Politik

Scharfe internationale Kritik Karsai stoppt Ehe-Gesetz

Nach heftiger internationaler Kritik hat Afghanistans Präsident Hamid Karsai ein neues Gesetz zunächst gestoppt, das Ehemännern weitreichende Verfügungsgewalt über ihre Frauen bis hin zur Vergewaltigung einräumen soll. US-Präsident Barack Obama sagte beim NATO-Gipfel in Straßburg, das Regelwerk sei nicht zu akzeptieren. Zwar müsse man lokale Kulturen achten, aber es gebe weltweit gültige Grundsätze. Auch Bundeskanzlerin Angela Merkel nannte den Entwurf unakzeptabel und betonte: "Wir kämpfen dafür, dass alle Menschen in Afghanistan die gleichen Rechte haben."

Bundesaußenminister Frank-Walter Steinmeier intervenierte telefonisch bei seinem afghanischen Kollegen Rangin Dadfar Spanta. Wie das Auswärtige Amt mitteilte, leitete Karsai nach den Worten Spantas eine juristische Überprüfung des Vorhabens ein. Nach dem noch nicht in Kraft getretenen Gesetz sollen Frauen das Haus nur mit Zustimmung ihres Ehemannes verlassen dürfen. Außerdem soll es die Vergewaltigung von Frauen in der Ehe erlauben.

"Wir werden alles dafür tun, dass dieses Gesetz nicht Wirklichkeit wird", sagte Bundesentwicklungsministerin Heidemarie Wieczorek-Zeul. "Die internationale Gemeinschaft wird der Regierung Karsai dieses Gesetz nicht durchgehen lassen." Der Menschenrechtsbeauftragte der Bundesregierung, Günther Nooke, forderte als Konsequenz eine Kürzung der Entwicklungshilfe.

Neben der Bundesregierung und den USA kritisierten auch Großbritannien, Kanada, die NATO und die Vereinten Nationen das Vorhaben. Die Bedenken müssten bis ganz nach oben getragen werden, forderte der britische Verteidigungsminister John Hutton in der BBC. "Die afghanische Regierung muss die internationalen Abmachungen einhalten, die sie bereitwillig eingegangen ist."
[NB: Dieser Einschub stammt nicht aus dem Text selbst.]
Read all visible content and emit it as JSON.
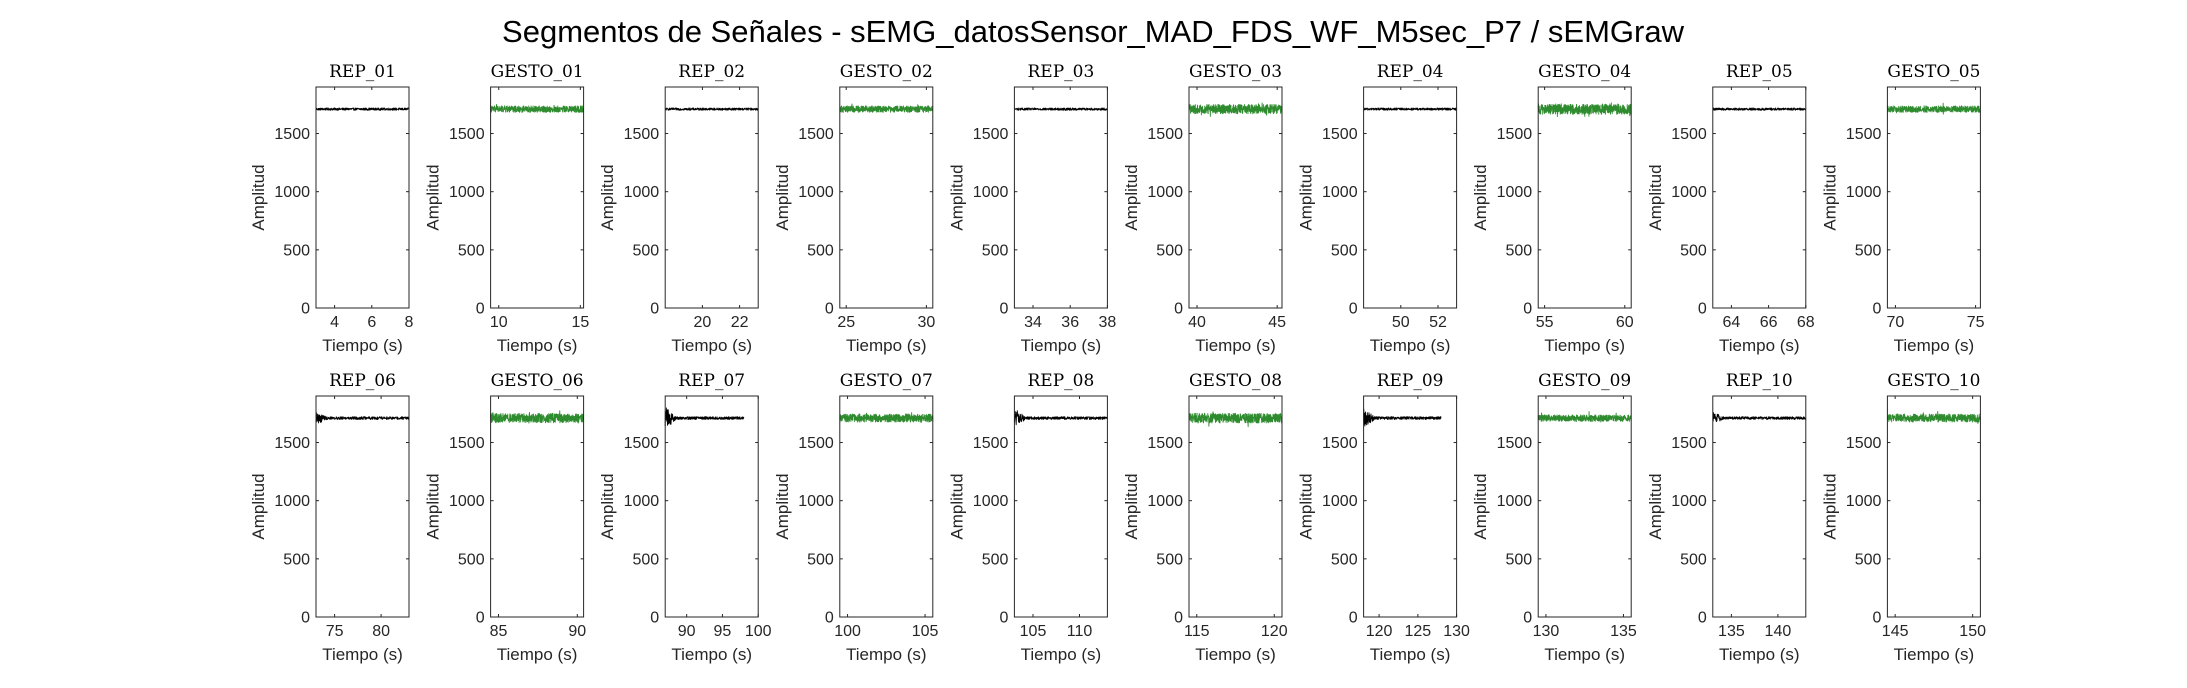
{
  "figure": {
    "title": "Segmentos de Señales - sEMG_datosSensor_MAD_FDS_WF_M5sec_P7 / sEMGraw",
    "colors": {
      "rep": "#000000",
      "gesto": "#2e8b2e",
      "axis": "#262626"
    }
  },
  "chart_data": [
    {
      "type": "line",
      "title": "REP_01",
      "xlabel": "Tiempo (s)",
      "ylabel": "Amplitud",
      "xlim": [
        3,
        8
      ],
      "ylim": [
        0,
        1900
      ],
      "xticks": [
        4,
        6,
        8
      ],
      "yticks": [
        0,
        500,
        1000,
        1500
      ],
      "series": [
        {
          "kind": "rep",
          "x_range": [
            3,
            8
          ],
          "level": 1710,
          "noise": 10,
          "burst_amp": 0,
          "burst_dur": 0
        }
      ]
    },
    {
      "type": "line",
      "title": "GESTO_01",
      "xlabel": "Tiempo (s)",
      "ylabel": "Amplitud",
      "xlim": [
        9.5,
        15.2
      ],
      "ylim": [
        0,
        1900
      ],
      "xticks": [
        10,
        15
      ],
      "yticks": [
        0,
        500,
        1000,
        1500
      ],
      "series": [
        {
          "kind": "gesto",
          "x_range": [
            9.5,
            15.2
          ],
          "level": 1710,
          "noise": 28,
          "burst_amp": 0,
          "burst_dur": 0
        }
      ]
    },
    {
      "type": "line",
      "title": "REP_02",
      "xlabel": "Tiempo (s)",
      "ylabel": "Amplitud",
      "xlim": [
        18,
        23
      ],
      "ylim": [
        0,
        1900
      ],
      "xticks": [
        20,
        22
      ],
      "yticks": [
        0,
        500,
        1000,
        1500
      ],
      "series": [
        {
          "kind": "rep",
          "x_range": [
            18,
            23
          ],
          "level": 1710,
          "noise": 10,
          "burst_amp": 0,
          "burst_dur": 0
        }
      ]
    },
    {
      "type": "line",
      "title": "GESTO_02",
      "xlabel": "Tiempo (s)",
      "ylabel": "Amplitud",
      "xlim": [
        24.6,
        30.4
      ],
      "ylim": [
        0,
        1900
      ],
      "xticks": [
        25,
        30
      ],
      "yticks": [
        0,
        500,
        1000,
        1500
      ],
      "series": [
        {
          "kind": "gesto",
          "x_range": [
            24.6,
            30.4
          ],
          "level": 1710,
          "noise": 28,
          "burst_amp": 0,
          "burst_dur": 0
        }
      ]
    },
    {
      "type": "line",
      "title": "REP_03",
      "xlabel": "Tiempo (s)",
      "ylabel": "Amplitud",
      "xlim": [
        33,
        38
      ],
      "ylim": [
        0,
        1900
      ],
      "xticks": [
        34,
        36,
        38
      ],
      "yticks": [
        0,
        500,
        1000,
        1500
      ],
      "series": [
        {
          "kind": "rep",
          "x_range": [
            33,
            38
          ],
          "level": 1710,
          "noise": 10,
          "burst_amp": 0,
          "burst_dur": 0
        }
      ]
    },
    {
      "type": "line",
      "title": "GESTO_03",
      "xlabel": "Tiempo (s)",
      "ylabel": "Amplitud",
      "xlim": [
        39.5,
        45.3
      ],
      "ylim": [
        0,
        1900
      ],
      "xticks": [
        40,
        45
      ],
      "yticks": [
        0,
        500,
        1000,
        1500
      ],
      "series": [
        {
          "kind": "gesto",
          "x_range": [
            39.5,
            45.3
          ],
          "level": 1710,
          "noise": 40,
          "burst_amp": 0,
          "burst_dur": 0
        }
      ]
    },
    {
      "type": "line",
      "title": "REP_04",
      "xlabel": "Tiempo (s)",
      "ylabel": "Amplitud",
      "xlim": [
        48,
        53
      ],
      "ylim": [
        0,
        1900
      ],
      "xticks": [
        50,
        52
      ],
      "yticks": [
        0,
        500,
        1000,
        1500
      ],
      "series": [
        {
          "kind": "rep",
          "x_range": [
            48,
            53
          ],
          "level": 1710,
          "noise": 10,
          "burst_amp": 0,
          "burst_dur": 0
        }
      ]
    },
    {
      "type": "line",
      "title": "GESTO_04",
      "xlabel": "Tiempo (s)",
      "ylabel": "Amplitud",
      "xlim": [
        54.6,
        60.4
      ],
      "ylim": [
        0,
        1900
      ],
      "xticks": [
        55,
        60
      ],
      "yticks": [
        0,
        500,
        1000,
        1500
      ],
      "series": [
        {
          "kind": "gesto",
          "x_range": [
            54.6,
            60.4
          ],
          "level": 1710,
          "noise": 45,
          "burst_amp": 0,
          "burst_dur": 0
        }
      ]
    },
    {
      "type": "line",
      "title": "REP_05",
      "xlabel": "Tiempo (s)",
      "ylabel": "Amplitud",
      "xlim": [
        63,
        68
      ],
      "ylim": [
        0,
        1900
      ],
      "xticks": [
        64,
        66,
        68
      ],
      "yticks": [
        0,
        500,
        1000,
        1500
      ],
      "series": [
        {
          "kind": "rep",
          "x_range": [
            63,
            68
          ],
          "level": 1710,
          "noise": 10,
          "burst_amp": 0,
          "burst_dur": 0
        }
      ]
    },
    {
      "type": "line",
      "title": "GESTO_05",
      "xlabel": "Tiempo (s)",
      "ylabel": "Amplitud",
      "xlim": [
        69.5,
        75.3
      ],
      "ylim": [
        0,
        1900
      ],
      "xticks": [
        70,
        75
      ],
      "yticks": [
        0,
        500,
        1000,
        1500
      ],
      "series": [
        {
          "kind": "gesto",
          "x_range": [
            69.5,
            75.3
          ],
          "level": 1710,
          "noise": 28,
          "burst_amp": 0,
          "burst_dur": 0
        }
      ]
    },
    {
      "type": "line",
      "title": "REP_06",
      "xlabel": "Tiempo (s)",
      "ylabel": "Amplitud",
      "xlim": [
        73,
        83
      ],
      "ylim": [
        0,
        1900
      ],
      "xticks": [
        75,
        80
      ],
      "yticks": [
        0,
        500,
        1000,
        1500
      ],
      "series": [
        {
          "kind": "rep",
          "x_range": [
            73,
            83
          ],
          "level": 1710,
          "noise": 12,
          "burst_amp": 45,
          "burst_dur": 1.2
        }
      ]
    },
    {
      "type": "line",
      "title": "GESTO_06",
      "xlabel": "Tiempo (s)",
      "ylabel": "Amplitud",
      "xlim": [
        84.5,
        90.4
      ],
      "ylim": [
        0,
        1900
      ],
      "xticks": [
        85,
        90
      ],
      "yticks": [
        0,
        500,
        1000,
        1500
      ],
      "series": [
        {
          "kind": "gesto",
          "x_range": [
            84.5,
            90.4
          ],
          "level": 1710,
          "noise": 40,
          "burst_amp": 0,
          "burst_dur": 0
        }
      ]
    },
    {
      "type": "line",
      "title": "REP_07",
      "xlabel": "Tiempo (s)",
      "ylabel": "Amplitud",
      "xlim": [
        87,
        100
      ],
      "ylim": [
        0,
        1900
      ],
      "xticks": [
        90,
        95,
        100
      ],
      "yticks": [
        0,
        500,
        1000,
        1500
      ],
      "series": [
        {
          "kind": "rep",
          "x_range": [
            87,
            98
          ],
          "level": 1710,
          "noise": 12,
          "burst_amp": 90,
          "burst_dur": 1.5
        }
      ]
    },
    {
      "type": "line",
      "title": "GESTO_07",
      "xlabel": "Tiempo (s)",
      "ylabel": "Amplitud",
      "xlim": [
        99.5,
        105.5
      ],
      "ylim": [
        0,
        1900
      ],
      "xticks": [
        100,
        105
      ],
      "yticks": [
        0,
        500,
        1000,
        1500
      ],
      "series": [
        {
          "kind": "gesto",
          "x_range": [
            99.5,
            105.5
          ],
          "level": 1710,
          "noise": 35,
          "burst_amp": 0,
          "burst_dur": 0
        }
      ]
    },
    {
      "type": "line",
      "title": "REP_08",
      "xlabel": "Tiempo (s)",
      "ylabel": "Amplitud",
      "xlim": [
        103,
        113
      ],
      "ylim": [
        0,
        1900
      ],
      "xticks": [
        105,
        110
      ],
      "yticks": [
        0,
        500,
        1000,
        1500
      ],
      "series": [
        {
          "kind": "rep",
          "x_range": [
            103,
            113
          ],
          "level": 1710,
          "noise": 12,
          "burst_amp": 70,
          "burst_dur": 1.2
        }
      ]
    },
    {
      "type": "line",
      "title": "GESTO_08",
      "xlabel": "Tiempo (s)",
      "ylabel": "Amplitud",
      "xlim": [
        114.5,
        120.5
      ],
      "ylim": [
        0,
        1900
      ],
      "xticks": [
        115,
        120
      ],
      "yticks": [
        0,
        500,
        1000,
        1500
      ],
      "series": [
        {
          "kind": "gesto",
          "x_range": [
            114.5,
            120.5
          ],
          "level": 1710,
          "noise": 42,
          "burst_amp": 0,
          "burst_dur": 0
        }
      ]
    },
    {
      "type": "line",
      "title": "REP_09",
      "xlabel": "Tiempo (s)",
      "ylabel": "Amplitud",
      "xlim": [
        118,
        130
      ],
      "ylim": [
        0,
        1900
      ],
      "xticks": [
        120,
        125,
        130
      ],
      "yticks": [
        0,
        500,
        1000,
        1500
      ],
      "series": [
        {
          "kind": "rep",
          "x_range": [
            118,
            128
          ],
          "level": 1710,
          "noise": 12,
          "burst_amp": 70,
          "burst_dur": 1.5
        }
      ]
    },
    {
      "type": "line",
      "title": "GESTO_09",
      "xlabel": "Tiempo (s)",
      "ylabel": "Amplitud",
      "xlim": [
        129.5,
        135.5
      ],
      "ylim": [
        0,
        1900
      ],
      "xticks": [
        130,
        135
      ],
      "yticks": [
        0,
        500,
        1000,
        1500
      ],
      "series": [
        {
          "kind": "gesto",
          "x_range": [
            129.5,
            135.5
          ],
          "level": 1710,
          "noise": 28,
          "burst_amp": 0,
          "burst_dur": 0
        }
      ]
    },
    {
      "type": "line",
      "title": "REP_10",
      "xlabel": "Tiempo (s)",
      "ylabel": "Amplitud",
      "xlim": [
        133,
        143
      ],
      "ylim": [
        0,
        1900
      ],
      "xticks": [
        135,
        140
      ],
      "yticks": [
        0,
        500,
        1000,
        1500
      ],
      "series": [
        {
          "kind": "rep",
          "x_range": [
            133,
            143
          ],
          "level": 1710,
          "noise": 12,
          "burst_amp": 40,
          "burst_dur": 1.2
        }
      ]
    },
    {
      "type": "line",
      "title": "GESTO_10",
      "xlabel": "Tiempo (s)",
      "ylabel": "Amplitud",
      "xlim": [
        144.5,
        150.5
      ],
      "ylim": [
        0,
        1900
      ],
      "xticks": [
        145,
        150
      ],
      "yticks": [
        0,
        500,
        1000,
        1500
      ],
      "series": [
        {
          "kind": "gesto",
          "x_range": [
            144.5,
            150.5
          ],
          "level": 1710,
          "noise": 35,
          "burst_amp": 0,
          "burst_dur": 0
        }
      ]
    }
  ]
}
Festgeschriebene Rückständigkeit

Nach den im Westen vorliegenden Übersetzungen des Gesetzes wäre eine Ehefrau verpflichtet, den sexuellen Bedürfnissen ihres Mannes jederzeit nachzukommen: In Artikel 132 heißt es: "Eine Frau ist dazu verpflichtet, die sexuellen Wünsche ihres Ehemannes zu erfüllen." Zudem soll sie sich schminken, wenn ihr Mann dies verlangt. Wenn der Mann nicht auf Reisen sei, habe er mindestens jede vierte Nacht das Recht auf Geschlechtsverkehr mit seiner Frau. Artikel 137 zufolge darf eine Frau im Fall des Todes ihres Mannes nichts von diesem erben.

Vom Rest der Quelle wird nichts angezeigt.